NY-based MSP Secure Now developed a HIPAA-focused security offering for the health care industry in 2009, and has now added a new offering aimed at the more general market, targeting SMBs, and sold only through partners. Canadian partners are being eagerly sought.
Secure Now, which has been selling its HIPAA Secure Now offering to the health care industry for several years, has significantly widened its horizons with its new Breach Secure Now platform. Aimed at general MSPs, the service is a white-labelled offering sold entirely though partners. Designed to minimize the changes of a client having a data breach, the service focuses on employee security training, and gives the MSP an advanced security solution.
Secure Now started off as a Greater New York City MSP – and still is. In 2009, however, when new HIPAA regulations came in, they developed a specific service for this market, which established a strong HIPAA compliance framework to protect patient information.
“When the new HIPAA regulations around electronic health records were introduced, none of our 75 health care clients were talking about them, and a lot of medical practices were ignoring them,” said Art Gross, Secure Now’s CEO and President. “So we built our own service for both our own clients and other organizations covered by HIPAA compliance mandates.”
Expanding the HIPAA Secure Now service beyond their own client base proved an initial challenge.
“We built the HIPAA service, and nobody came,” Gross said. “So we started to work with other IT companies and built a channel to sell the service. We now have about 350 partners.”
HIPAA Secure Now is not a white-labelled offering, and is very much a niche one, which is laser-focused on HIPAA. Accordingly, it is sold through a hybrid model, with Secure Now selling it direct as well as through partners.
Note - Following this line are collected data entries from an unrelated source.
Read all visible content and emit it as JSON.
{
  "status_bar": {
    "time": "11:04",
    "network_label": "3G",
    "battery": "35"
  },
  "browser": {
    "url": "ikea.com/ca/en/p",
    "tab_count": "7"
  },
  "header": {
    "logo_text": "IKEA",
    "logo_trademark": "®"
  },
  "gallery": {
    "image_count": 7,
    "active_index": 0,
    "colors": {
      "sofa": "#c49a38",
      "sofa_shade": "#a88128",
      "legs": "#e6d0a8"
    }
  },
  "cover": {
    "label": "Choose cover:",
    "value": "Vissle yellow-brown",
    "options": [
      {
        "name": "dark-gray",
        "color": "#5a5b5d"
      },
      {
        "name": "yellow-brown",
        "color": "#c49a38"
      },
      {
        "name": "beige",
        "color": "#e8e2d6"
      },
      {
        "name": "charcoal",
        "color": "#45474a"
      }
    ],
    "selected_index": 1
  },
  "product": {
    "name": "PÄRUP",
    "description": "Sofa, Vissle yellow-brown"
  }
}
Breach Secure Now is a new offering aimed at a much broader market than healthcare. Designed to reduce the likelihood of a customer having a data breach, the service includes continuous training for users, security risk assessments, and simulated phishing attacks.
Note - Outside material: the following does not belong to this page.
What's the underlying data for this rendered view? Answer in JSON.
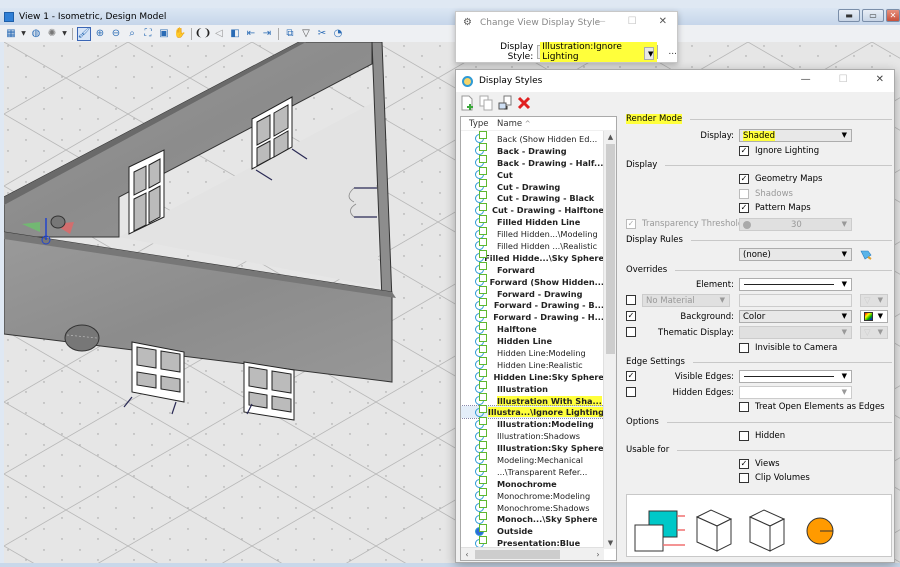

“The Breach Secure Now service is focused on protecting confidential information from a breach,” Gross said. “It is not aimed at health care at all, and isn’t a substitute for HIPAA Secure Now. It is appropriate though for financials, government, legal, HR – basically anyone who handles sensitive information.
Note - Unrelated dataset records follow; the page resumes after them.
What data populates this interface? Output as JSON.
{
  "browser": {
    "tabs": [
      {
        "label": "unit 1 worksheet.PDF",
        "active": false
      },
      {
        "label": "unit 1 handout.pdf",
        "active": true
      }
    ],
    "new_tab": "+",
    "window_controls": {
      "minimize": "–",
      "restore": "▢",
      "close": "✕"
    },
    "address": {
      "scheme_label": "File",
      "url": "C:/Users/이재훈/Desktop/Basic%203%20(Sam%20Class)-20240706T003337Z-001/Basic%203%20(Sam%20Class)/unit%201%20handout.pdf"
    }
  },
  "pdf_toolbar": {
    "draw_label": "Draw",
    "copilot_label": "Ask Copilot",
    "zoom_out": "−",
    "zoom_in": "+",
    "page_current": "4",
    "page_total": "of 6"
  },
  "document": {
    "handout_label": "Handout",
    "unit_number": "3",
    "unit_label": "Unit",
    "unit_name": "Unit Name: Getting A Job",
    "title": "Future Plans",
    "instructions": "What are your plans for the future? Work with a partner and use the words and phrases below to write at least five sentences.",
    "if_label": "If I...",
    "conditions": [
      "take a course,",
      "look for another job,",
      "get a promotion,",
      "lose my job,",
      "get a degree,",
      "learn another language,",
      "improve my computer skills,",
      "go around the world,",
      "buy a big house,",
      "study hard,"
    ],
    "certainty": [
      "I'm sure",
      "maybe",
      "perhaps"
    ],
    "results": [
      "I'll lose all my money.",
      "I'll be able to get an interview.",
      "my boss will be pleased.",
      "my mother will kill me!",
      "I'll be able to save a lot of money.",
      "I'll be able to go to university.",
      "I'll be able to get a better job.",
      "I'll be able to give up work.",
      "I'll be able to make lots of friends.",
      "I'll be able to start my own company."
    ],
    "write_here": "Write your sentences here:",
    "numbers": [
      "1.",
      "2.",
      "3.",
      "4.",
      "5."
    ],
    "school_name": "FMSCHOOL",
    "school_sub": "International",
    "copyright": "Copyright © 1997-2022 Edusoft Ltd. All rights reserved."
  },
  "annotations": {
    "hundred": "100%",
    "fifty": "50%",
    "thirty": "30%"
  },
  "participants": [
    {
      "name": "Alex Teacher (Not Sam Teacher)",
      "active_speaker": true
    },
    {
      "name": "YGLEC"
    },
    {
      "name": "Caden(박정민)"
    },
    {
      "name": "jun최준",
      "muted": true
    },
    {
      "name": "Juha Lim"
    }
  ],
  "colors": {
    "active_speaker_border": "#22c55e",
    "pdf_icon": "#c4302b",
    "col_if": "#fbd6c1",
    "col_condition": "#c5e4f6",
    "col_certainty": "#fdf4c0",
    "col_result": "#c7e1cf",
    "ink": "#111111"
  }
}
“The market for this is very broad. We think these services could be sold to just about anyone, because breach protection affects everyone,” Gross said. “The HIPAA service is much more niche. This is not. The rise of ransomware is one of the biggest threat MSPs have. And it’s especially a problem because an attack doesn’t come from something the MSP did. They have very little control over what a customer employee did.”
Gross expects ransomware will only get use, because it better fits the crooks’ business model.
“It’s a lot easier to encrypt and hold data hostage than it is to try and use the data, because using it is where you are more likely to be caught,” he said.
Gross cited an IBM finding that 95 per cent of data breaches are caused by employee mistakes. These include falling for phishing scams, losing a laptop, and posting sensitive information on social networks.
“Breach Secure Now addresses this by being focused on employees, and their security training,” Gross said. “The simulated phishing attacks the partners send are based on the principle that while you can send users to training, simulated phishing attacks are the best way to get them to evaluate every email with suspicion.”
The service also comes with breach forensics if there is a breach, as well as optional insurance protection through AIG sufficient to cover the damage to SMB audiences this is aimed at.
“It’s also all white-labelled, so employees log into the partner branded portal to take the training,” Gross said. “They see the risk assessment, and the results of the phishing. The face of security is our partners branded portal.”
The white-labelling is a key reason why Breach Secure Now is sold 100 per cent through partners, while HIPAA Secure Now, which is not white labelled, is not.
“Partners said they didn’t want us to sell this one direct,” Gross said.
He indicated that the target audience is SMB-focused MSPs, rather than more security-focused MSSPs.
“This is a good add on for an MSP, that allows them to deliver advanced security.”
“When you get into those groups, the conversation spreads quickly,” Gross said.
“We are also educating MSPs with ongoing outreach programs and webinars,” he added.
The Canadian market is close to virgin territory for Secure Breach now. Most of the partners are in the U.S. with small scatterings in other markets like Hong Kong, Australia – and Canada.
“We have only three or four Canadian MSPs, so there is lots of room for growth there,” Gross said.